Need to embed some Isabelle code into a LaTeX document without writing your whole thing in Isabelle? You've come to the right place! (maybe)

Afaict, there's two other ways to include snippets of Isabelle into LaTeX: - the "Theory snippets" section in sugar.pdf, involving lots of manual work - the "Isabelle Snippets" utility by Asta Halkjær From, which requires no manual work and instead operates on the generated whole-theory LaTeX output, making it somewhat brittle

this is a partial re-implementation of the second approach inside Isabelle/ML, aiming to be a little less brittle.

Usage

Include this session into yours, import the Latex theory, and then issue a call to export_snippets in your theory. It doesn't matter where — LaTeX will always be generated once the theory is "done", i.e. at the end statement which closes the file (this also means that in Isabelle/jedit, any potential errors will show up at the end, not the export_snippets).
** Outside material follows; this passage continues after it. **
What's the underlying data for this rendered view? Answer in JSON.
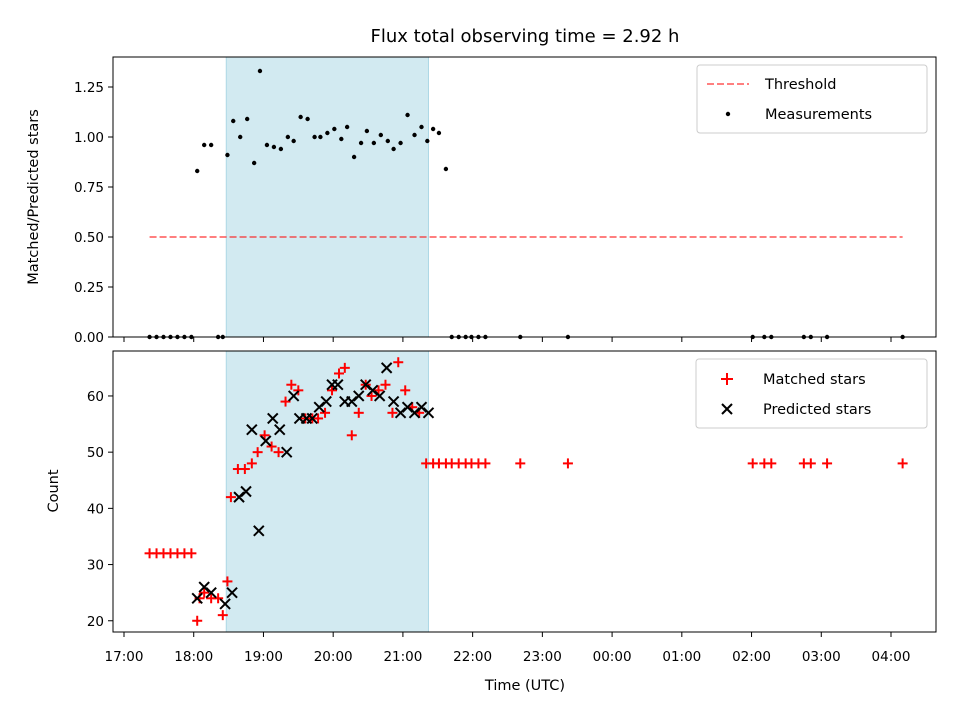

After that, the theory exports will include a file containing \SNIP definitions in the same way as with Asta's snippets tool.

Limitations

Snippets are generated per top-level command and per line, but not (yet?) per cartouche. Sometimes snippet names might contain doubles, leading to errors on the LaTeX side, this is still to-be-fixed.

This tool also re-implements a tiny version of logic which in the normal document generation process is done in Scala, which may well contain errors and/or be a little too simplistic. It also removes anything tagged as invisible; the usual export process does not do that, and instead removes it on the LaTeX side using an old version of the comment package bundled into Isabelle. Since the comment package works by doing funny things with catcodes (look up how verbatim works if you're curious), it breaks in interesting ways if done inside snippet definitions.

If you use this and encounter strange errors, please tell me about it!